Does grace give us permission to ignore what the Grace-giver says about life and how to live it? Of course not. It makes no sense when it’s put that way. But such easy-believism can be tempting to us all. As A.W. Tozer once observed several decades ago, it is really a heretical lie:

A notable heresy has come into being throughout evangelical Christian circles—the widely accepted concept that we humans can choose to accept Christ only because we need him as Savior and that we have the right to postpone our obedience to him as Lord as long as we want to!1

Grace frees us to obey Jesus, not from obeying Him. He’s not laying on us how we should live, but laying out for us how to live—and live well. We keep to the Way not to earn His favor but to learn His wisdom. As Dallas Willard unforgettably put it,

Grace is opposed to earning, not to effort. …The true saint burns grace like a 747 burns fuel on takeoff. Become the kind of person who routinely does what Jesus did and said. You will consume much more grace by leading a holy life than you will by sinning.2

Instead of seeing grace as only that which erases our guilt, we must see it more fully as that which empowers our holiness.

As keepers of the Way we live out our baptisms and cut through this cloud of confused theology. We’re learning what repentance means. It’s not feeling sorry yet continuing to choose our own way. The Bible calls that mere worldly sorrow that leads to death. Godly sorrow leads to repentance (2 Corinthians 7:10). And repentance leads to life (Acts 11:18). There is a right and wrong. Finding the right and rejecting the wrong is a beautiful thing, a vital step toward thriving as human beings, and the very definition of joining the Resistance and walking the line.

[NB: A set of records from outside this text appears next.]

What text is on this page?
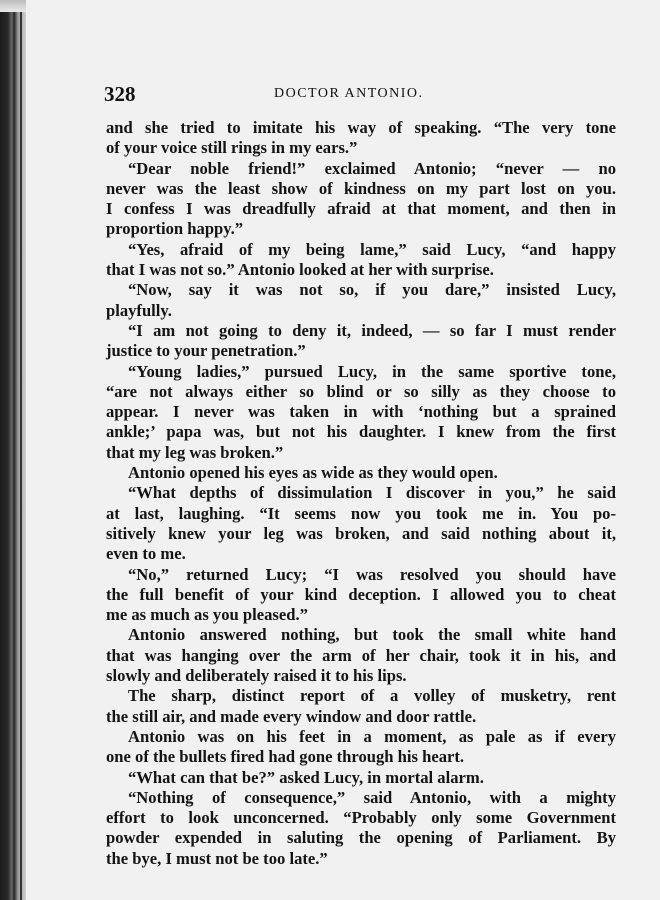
328	DOCTOR ANTONIO.
and she tried to imitate his way of speaking. “The very tone
of your voice still rings in my ears.”
“Dear noble friend!” exclaimed Antonio; “never — no
never was the least show of kindness on my part lost on you.
I confess I was dreadfully afraid at that moment, and then in
proportion happy.”
“Yes, afraid of my being lame,” said Lucy, “and happy
that I was not so.” Antonio looked at her with surprise.
“Now, say it was not so, if you dare,” insisted Lucy,
playfully.
“I am not going to deny it, indeed, — so far I must render
justice to your penetration.”
“Young ladies,” pursued Lucy, in the same sportive tone,
“are not always either so blind or so silly as they choose to
appear. I never was taken in with ‘nothing but a sprained
ankle;’ papa was, but not his daughter. I knew from the first
that my leg was broken.”
Antonio opened his eyes as wide as they would open.
“What depths of dissimulation I discover in you,” he said
at last, laughing. “It seems now you took me in. You po-
sitively knew your leg was broken, and said nothing about it,
even to me.
“No,” returned Lucy; “I was resolved you should have
the full benefit of your kind deception. I allowed you to cheat
me as much as you pleased.”
Antonio answered nothing, but took the small white hand
that was hanging over the arm of her chair, took it in his, and
slowly and deliberately raised it to his lips.
The sharp, distinct report of a volley of musketry, rent
the still air, and made every window and door rattle.
Antonio was on his feet in a moment, as pale as if every
one of the bullets fired had gone through his heart.
“What can that be?” asked Lucy, in mortal alarm.
“Nothing of consequence,” said Antonio, with a mighty
effort to look unconcerned. “Probably only some Government
powder expended in saluting the opening of Parliament. By
the bye, I must not be too late.”
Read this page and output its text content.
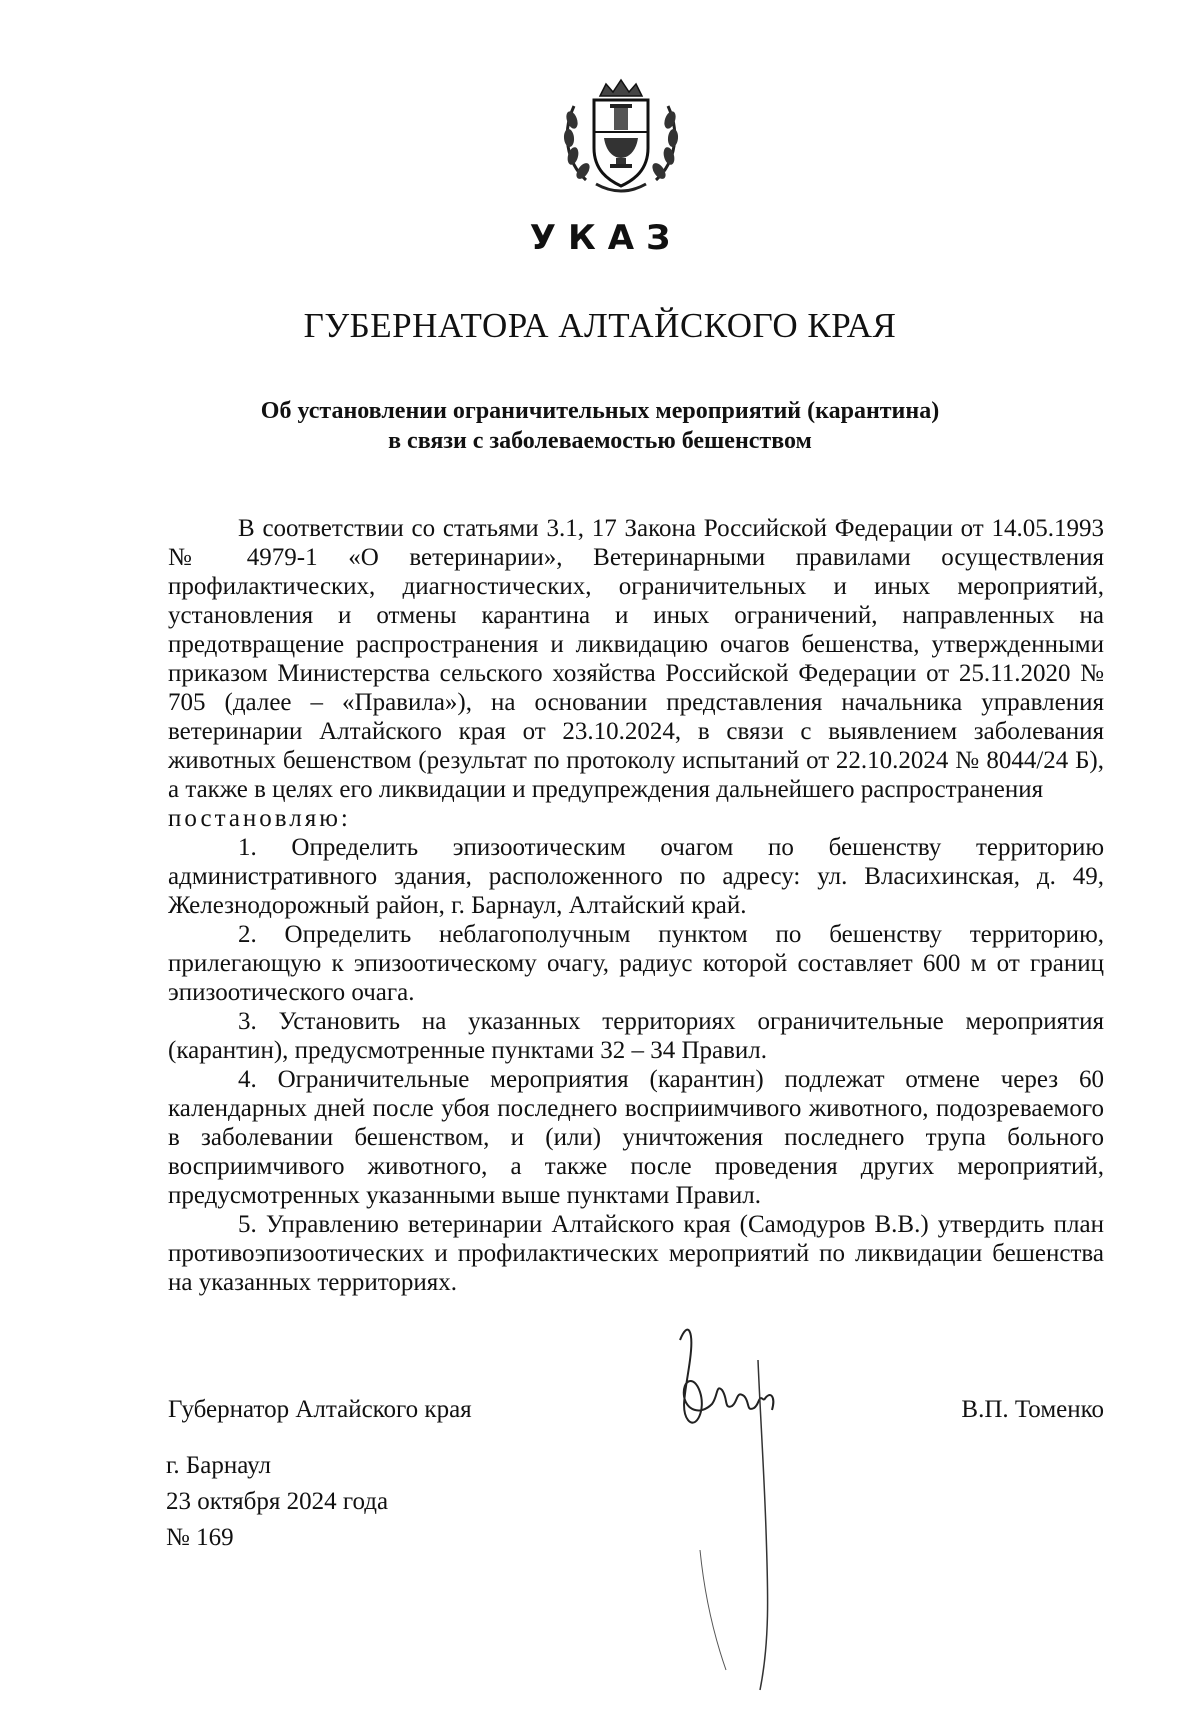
УКАЗ
ГУБЕРНАТОРА АЛТАЙСКОГО КРАЯ
Об установлении ограничительных мероприятий (карантина)
в связи с заболеваемостью бешенством

В соответствии со статьями 3.1, 17 Закона Российской Федерации от 14.05.1993 № 4979-1 «О ветеринарии», Ветеринарными правилами осуществления профилактических, диагностических, ограничительных и иных мероприятий, установления и отмены карантина и иных ограничений, направленных на предотвращение распространения и ликвидацию очагов бешенства, утвержденными приказом Министерства сельского хозяйства Российской Федерации от 25.11.2020 № 705 (далее – «Правила»), на основании представления начальника управления ветеринарии Алтайского края от 23.10.2024, в связи с выявлением заболевания животных бешенством (результат по протоколу испытаний от 22.10.2024 № 8044/24 Б), а также в целях его ликвидации и предупреждения дальнейшего распространения

постановляю:

1. Определить эпизоотическим очагом по бешенству территорию административного здания, расположенного по адресу: ул. Власихинская, д. 49, Железнодорожный район, г. Барнаул, Алтайский край.

2. Определить неблагополучным пунктом по бешенству территорию, прилегающую к эпизоотическому очагу, радиус которой составляет 600 м от границ эпизоотического очага.

3. Установить на указанных территориях ограничительные мероприятия (карантин), предусмотренные пунктами 32 – 34 Правил.

4. Ограничительные мероприятия (карантин) подлежат отмене через 60 календарных дней после убоя последнего восприимчивого животного, подозреваемого в заболевании бешенством, и (или) уничтожения последнего трупа больного восприимчивого животного, а также после проведения других мероприятий, предусмотренных указанными выше пунктами Правил.

5. Управлению ветеринарии Алтайского края (Самодуров В.В.) утвердить план противоэпизоотических и профилактических мероприятий по ликвидации бешенства на указанных территориях.

Губернатор Алтайского края	В.П. Томенко
г. Барнаул
23 октября 2024 года
№ 169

Tragically, the beauty of the Way of repentance isn’t appreciated by all. That’s always been true. This proverb captures the reality of the situation well:

The stupid ridicule right and wrong, but a moral life is a favored life. (Proverbs 14:9 MSG)
Fools mock at making amends for sin, but goodwill is found among the upright. (NIV)
Fools laugh at sin, but the favor of God is among the faithful. (NLV)

These are not laughing matters. I believe this is not only a description of our world today, but the cause of an incalculable amount of suffering. It is also the epitome of human pride. Those of us who still perceive there’s a right and a wrong and the Bible has something to say about that are considered idiots, mocked for taking sin seriously. “What an outdated and old-fashioned concept,” some might say. “Get with the times. It’s the twenty-first century.”

But such modernized morality is proven foolish by its fruit. The Way of Jesus, though ancient, is brilliant. It is the way to life, and we’ve made it our way of life.

1A.W. Tozer, I Call It Heresy (Harrisburg, Penn: Christian Publications, 1974), 5.
2Dallas Willard, The Great Omission (New York: HarperCollins Publishers, 2006), 34, 62.